In reality, any such mass migration would incur such huge assimilation costs that the theoretical benefits of leveling the playing field would be largely wiped out. However, that is not a counsel of despair. Free trade is not the same thing as free migration; the case for it is very much stronger. In particular, the “globalization” caused by the Internet and modern telecommunications has hugely increased economic welfare for the citizens of poorer countries, provided those countries are even moderately competently run. (The recent economic histories of India and China, both badly run countries by any Western standards outside Greece, are good examples of this.)

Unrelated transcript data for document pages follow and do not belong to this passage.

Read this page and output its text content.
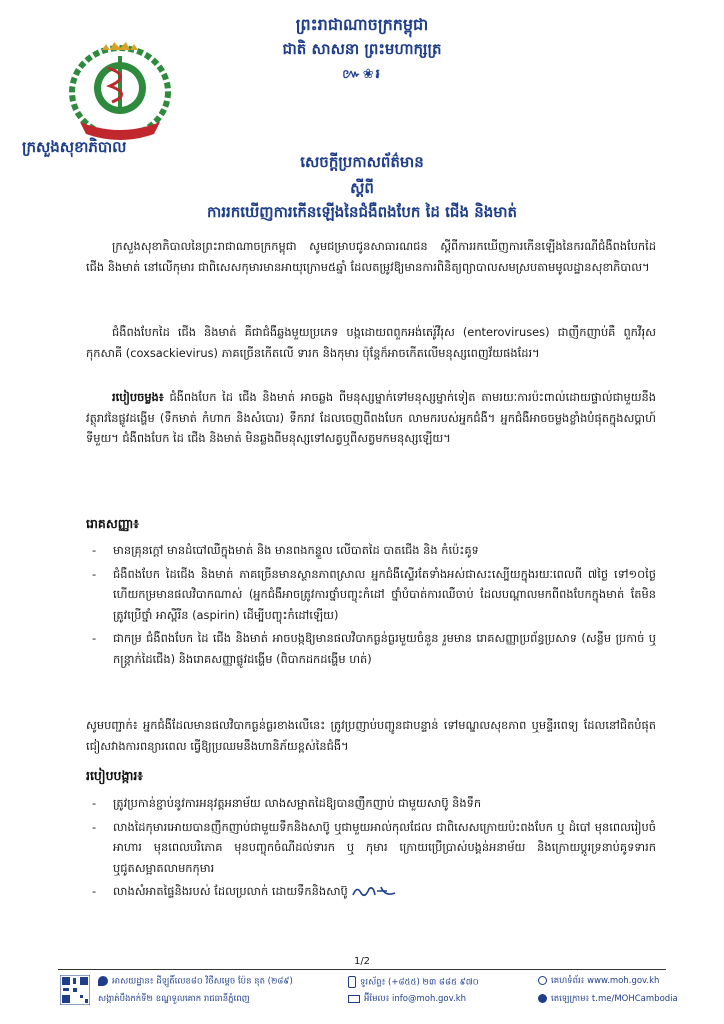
ក្រសួងសុខាភិបាល
ព្រះរាជាណាចក្រកម្ពុជា
ជាតិ សាសនា ព្រះមហាក្សត្រ
៚❀៛
សេចក្ដីប្រកាសព័ត៌មាន
ស្ដីពី
ការរកឃើញការកើនឡើងនៃជំងឺពងបែក ដៃ ជើង និងមាត់
ក្រសួងសុខាភិបាលនៃព្រះរាជាណាចក្រកម្ពុជា សូមជម្រាបជូនសាធារណជន ស្ដីពីការរកឃើញការកើនឡើងនៃករណីជំងឺពងបែកដៃ ជើង និងមាត់ នៅលើកុមារ ជាពិសេសកុមារមានអាយុក្រោម៥ឆ្នាំ ដែលតម្រូវឱ្យមានការពិនិត្យព្យាបាលសមស្របតាមមូលដ្ឋានសុខាភិបាល។
ជំងឺពងបែកដៃ ជើង និងមាត់ គឺជាជំងឺឆ្លងមួយប្រភេទ បង្កដោយពពួកអង់តេរ៉ូវីរុស (enteroviruses) ជាញឹកញាប់គឺ ពួកវីរុសកុកសាគី (coxsackievirus) ភាគច្រើនកើតលើ ទារក និងកុមារ ប៉ុន្តែក៏អាចកើតលើមនុស្សពេញវ័យផងដែរ។
របៀបចម្លង៖ ជំងឺពងបែក ដៃ ជើង និងមាត់ អាចឆ្លង ពីមនុស្សម្នាក់ទៅមនុស្សម្នាក់ទៀត តាមរយៈការប៉ះពាល់ដោយផ្ទាល់ជាមួយនឹងវត្ថុរាវនៃផ្លូវដង្ហើម (ទឹកមាត់ កំហាក និងសំបោរ) ទឹករាវ ដែលចេញពីពងបែក លាមករបស់អ្នកជំងឺ។ អ្នកជំងឺអាចចម្លងខ្លាំងបំផុតក្នុងសប្ដាហ៍ទីមួយ។ ជំងឺពងបែក ដៃ ជើង និងមាត់ មិនឆ្លងពីមនុស្សទៅសត្វឬពីសត្វមកមនុស្សឡើយ។
រោគសញ្ញា៖
- មានគ្រុនក្ដៅ មានដំបៅឈឺក្នុងមាត់ និង មានពងកន្ទួល លើបាតដៃ បាតជើង និង កំប៉េះគូទ
- ជំងឺពងបែក ដៃជើង និងមាត់ ភាគច្រើនមានស្ថានភាពស្រាល អ្នកជំងឺស្ទើរតែទាំងអស់ជាសះស្បើយក្នុងរយៈពេលពី ៧ថ្ងៃ ទៅ១០ថ្ងៃ ហើយកម្រមានផលវិបាកណាស់ (អ្នកជំងឺអាចត្រូវការថ្នាំបញ្ចុះកំដៅ ថ្នាំបំបាត់ការឈឺចាប់ ដែលបណ្ដាលមកពីពងបែកក្នុងមាត់ តែមិនត្រូវប្រើថ្នាំ អាស្ពីរីន (aspirin) ដើម្បីបញ្ចុះកំដៅឡើយ)
- ជាកម្រ ជំងឺពងបែក ដៃ ជើង និងមាត់ អាចបង្កឱ្យមានផលវិបាកធ្ងន់ធ្ងរមួយចំនួន រួមមាន រោគសញ្ញាប្រព័ន្ធប្រសាទ (សន្លឹម ប្រកាច់ ឬ កន្ត្រាក់ដៃជើង) និងរោគសញ្ញាផ្លូវដង្ហើម (ពិបាកដកដង្ហើម ហត់)
សូមបញ្ជាក់៖ អ្នកជំងឺដែលមានផលវិបាកធ្ងន់ធ្ងរខាងលើនេះ ត្រូវប្រញាប់បញ្ជូនជាបន្ទាន់ ទៅមណ្ឌលសុខភាព ឬមន្ទីរពេទ្យ ដែលនៅជិតបំផុត ជៀសវាងការពន្យារពេល ធ្វើឱ្យប្រឈមនឹងហានិភ័យខ្ពស់នៃជំងឺ។
របៀបបង្ការ៖
- ត្រូវប្រកាន់ខ្ជាប់នូវការអនុវត្តអនាម័យ លាងសម្អាតដៃឱ្យបានញឹកញាប់ ជាមួយសាប៊ូ និងទឹក
- លាងដៃកុមារអោយបានញឹកញាប់ជាមួយទឹកនិងសាប៊ូ ឬជាមួយអាល់កុលជែល ជាពិសេសក្រោយប៉ះពងបែក ឬ ដំបៅ មុនពេលរៀបចំអាហារ មុនពេលបរិភោគ មុនបញ្ចុកចំណីដល់ទារក ឬ កុមារ ក្រោយប្រើប្រាស់បង្គន់អនាម័យ និងក្រោយប្ដូរទ្រនាប់គូទទារក ឬជូតសម្អាតលាមកកុមារ
- លាងសំអាតផ្ទៃនិងរបស់ ដែលប្រលាក់ ដោយទឹកនិងសាប៊ូ
1/2
អាសយដ្ឋាន៖ ដីឡូតិ៍លេខ៨០ វិថីសម្ដេច ប៉ែន នុត (២៨៩)
សង្កាត់បឹងកក់ទី២ ខណ្ឌទួលគោក រាជធានីភ្នំពេញ
ទូរស័ព្ទ៖ (+៨៥៥) ២៣ ៨៨៥ ៩៧០
អ៊ីមែល៖ info@moh.gov.kh
គេហទំព័រ៖ www.moh.gov.kh
តេឡេក្រាម៖ t.me/MOHCambodia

It is now clear however that globalization has also depressed living standards for the less able citizens of rich countries, raising their unemployment rate as wages are to a certain extent “sticky” on the downside. That does not mean that globalization should be rejected by Western politicians; having been an artifact of technology rather than policy, it would almost certainly have been impossible to stop, and any attempt to do so would have left the country attempting it both poorer and more isolated than when it began. In any case, there is every sign that the initial effect of the Internet revolution is approaching completion; the rapid increase in Chinese wage rates and disappearance of the Chinese balance of payments surplus certainly suggests that a new equilibrium is being reached.

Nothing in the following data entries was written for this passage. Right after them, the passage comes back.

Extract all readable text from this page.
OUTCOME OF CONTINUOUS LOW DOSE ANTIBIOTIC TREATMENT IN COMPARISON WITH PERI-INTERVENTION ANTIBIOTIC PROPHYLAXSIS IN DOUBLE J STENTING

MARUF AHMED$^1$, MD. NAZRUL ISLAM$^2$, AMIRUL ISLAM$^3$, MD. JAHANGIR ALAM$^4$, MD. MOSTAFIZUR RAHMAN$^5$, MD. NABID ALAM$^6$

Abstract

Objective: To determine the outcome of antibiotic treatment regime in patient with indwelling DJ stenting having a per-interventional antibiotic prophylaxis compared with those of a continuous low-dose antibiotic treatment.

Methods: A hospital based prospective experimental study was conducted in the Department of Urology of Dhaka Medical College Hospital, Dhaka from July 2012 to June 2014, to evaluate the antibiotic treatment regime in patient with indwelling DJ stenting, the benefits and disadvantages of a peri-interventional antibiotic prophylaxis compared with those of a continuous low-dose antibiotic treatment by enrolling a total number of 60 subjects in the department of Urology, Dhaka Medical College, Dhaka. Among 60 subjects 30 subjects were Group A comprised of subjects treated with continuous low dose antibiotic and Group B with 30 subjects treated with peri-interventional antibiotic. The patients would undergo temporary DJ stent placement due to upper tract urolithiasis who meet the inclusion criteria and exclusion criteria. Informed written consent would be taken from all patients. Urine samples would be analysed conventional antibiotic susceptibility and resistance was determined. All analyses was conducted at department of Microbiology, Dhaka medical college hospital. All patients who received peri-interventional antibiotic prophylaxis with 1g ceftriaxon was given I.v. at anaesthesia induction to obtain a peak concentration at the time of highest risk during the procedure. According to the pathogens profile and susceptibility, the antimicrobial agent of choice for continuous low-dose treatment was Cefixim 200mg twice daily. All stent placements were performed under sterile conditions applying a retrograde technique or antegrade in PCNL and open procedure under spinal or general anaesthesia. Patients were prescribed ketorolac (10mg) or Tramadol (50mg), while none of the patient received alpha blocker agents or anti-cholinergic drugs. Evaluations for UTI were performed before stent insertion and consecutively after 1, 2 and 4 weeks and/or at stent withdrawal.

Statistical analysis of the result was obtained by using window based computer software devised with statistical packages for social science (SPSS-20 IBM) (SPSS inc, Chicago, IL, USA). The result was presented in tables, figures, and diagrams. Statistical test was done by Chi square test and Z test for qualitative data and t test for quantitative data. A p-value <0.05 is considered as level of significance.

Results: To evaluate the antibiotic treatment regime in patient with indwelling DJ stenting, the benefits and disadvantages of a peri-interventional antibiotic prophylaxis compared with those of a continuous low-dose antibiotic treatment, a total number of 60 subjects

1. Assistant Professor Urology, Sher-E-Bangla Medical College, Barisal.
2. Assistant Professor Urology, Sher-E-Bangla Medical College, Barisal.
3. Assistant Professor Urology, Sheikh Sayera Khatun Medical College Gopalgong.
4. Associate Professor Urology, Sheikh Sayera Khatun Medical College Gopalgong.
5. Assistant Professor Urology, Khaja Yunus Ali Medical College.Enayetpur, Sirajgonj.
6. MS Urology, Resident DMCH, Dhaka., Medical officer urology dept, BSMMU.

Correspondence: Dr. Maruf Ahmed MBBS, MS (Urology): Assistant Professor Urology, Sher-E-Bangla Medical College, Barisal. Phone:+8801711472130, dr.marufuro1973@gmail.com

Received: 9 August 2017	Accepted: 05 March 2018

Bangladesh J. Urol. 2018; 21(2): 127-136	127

To improve the living standards of Western countries’ citizens in this new equilibrium, and reduce their debilitatingly high unemployment, new policies are necessary. Increasing mass immigration increases the pressure on domestic living standards, especially at the bottom; it should thus be avoided. Education, so often touted as the panacea for facing the increase in international competition, is clearly no such thing, because it is of mediocre quality and excessive cost. In any case at all but the most exclusive levels it can easily be copied overseas (as the recent Indian successes in the software business have demonstrated.) Instead, interest rates must be raised to levels that rebuild the capital base in rich countries, rather than decimating it as has been the case with the Greenspan/Bernanke polices. By increasing the incentives to saving, and the returns from it, policymakers can increase the rich countries’ natural advantage in capital availability, and reduce their pension and medical expenses by providing citizens with higher investment returns.

The other need is for policymakers to reduce the level of waste in the public sector, most of which produces “output” that is laughably overvalued in GDP statistics. Especially in Europe, living standards, already under threat, have been reduced further by the exactions of oversized and unproductive public sectors. Cutting this waste will leave more money in citizens’ pockets, and improve their living standards thereby.

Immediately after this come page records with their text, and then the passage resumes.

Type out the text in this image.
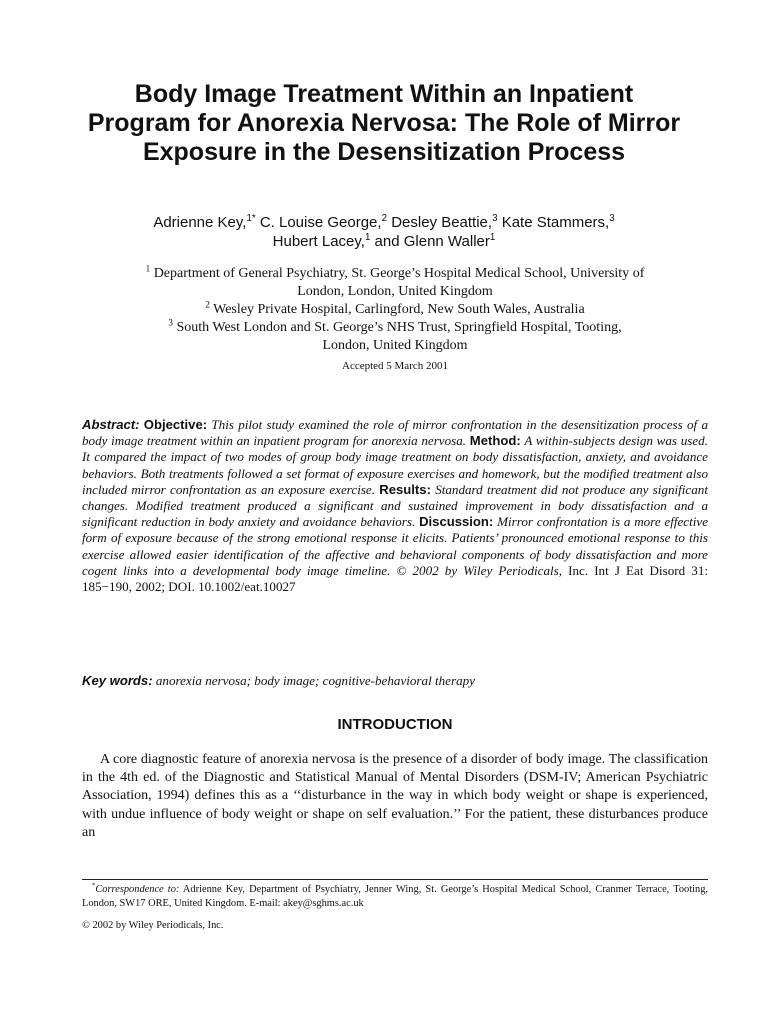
Body Image Treatment Within an Inpatient
Program for Anorexia Nervosa: The Role of Mirror
Exposure in the Desensitization Process
Adrienne Key,$^{1*}$ C. Louise George,$^2$ Desley Beattie,$^3$ Kate Stammers,$^3$
Hubert Lacey,$^1$ and Glenn Waller$^1$
$^1$ Department of General Psychiatry, St. George’s Hospital Medical School, University of
London, London, United Kingdom
$^2$ Wesley Private Hospital, Carlingford, New South Wales, Australia
$^3$ South West London and St. George’s NHS Trust, Springfield Hospital, Tooting,
London, United Kingdom
Accepted 5 March 2001
Abstract: Objective: This pilot study examined the role of mirror confrontation in the desensitization process of a body image treatment within an inpatient program for anorexia nervosa. Method: A within-subjects design was used. It compared the impact of two modes of group body image treatment on body dissatisfaction, anxiety, and avoidance behaviors. Both treatments followed a set format of exposure exercises and homework, but the modified treatment also included mirror confrontation as an exposure exercise. Results: Standard treatment did not produce any significant changes. Modified treatment produced a significant and sustained improvement in body dissatisfaction and a significant reduction in body anxiety and avoidance behaviors. Discussion: Mirror confrontation is a more effective form of exposure because of the strong emotional response it elicits. Patients’ pronounced emotional response to this exercise allowed easier identification of the affective and behavioral components of body dissatisfaction and more cogent links into a developmental body image timeline. © 2002 by Wiley Periodicals, Inc. Int J Eat Disord 31: 185−190, 2002; DOI. 10.1002/eat.10027
Key words: anorexia nervosa; body image; cognitive-behavioral therapy
INTRODUCTION
A core diagnostic feature of anorexia nervosa is the presence of a disorder of body image. The classification in the 4th ed. of the Diagnostic and Statistical Manual of Mental Disorders (DSM-IV; American Psychiatric Association, 1994) defines this as a ‘‘disturbance in the way in which body weight or shape is experienced, with undue influence of body weight or shape on self evaluation.’’ For the patient, these disturbances produce an
*Correspondence to: Adrienne Key, Department of Psychiatry, Jenner Wing, St. George’s Hospital Medical School, Cranmer Terrace, Tooting, London, SW17 ORE, United Kingdom. E-mail: akey@sghms.ac.uk
© 2002 by Wiley Periodicals, Inc.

Wage differentials between rich and poor countries are natural, caused by differentials in those countries’ capital endowments, infrastructure and institutional effectiveness. Their natural level has been reduced by the Internet, and will doubtless be reduced further by future technological advances. But as far as possible, responsible Western policymakers should work to ensure that this reduction in differentials produces only improvements in emerging markets’ living standards, without allowing it to immiserate their own people.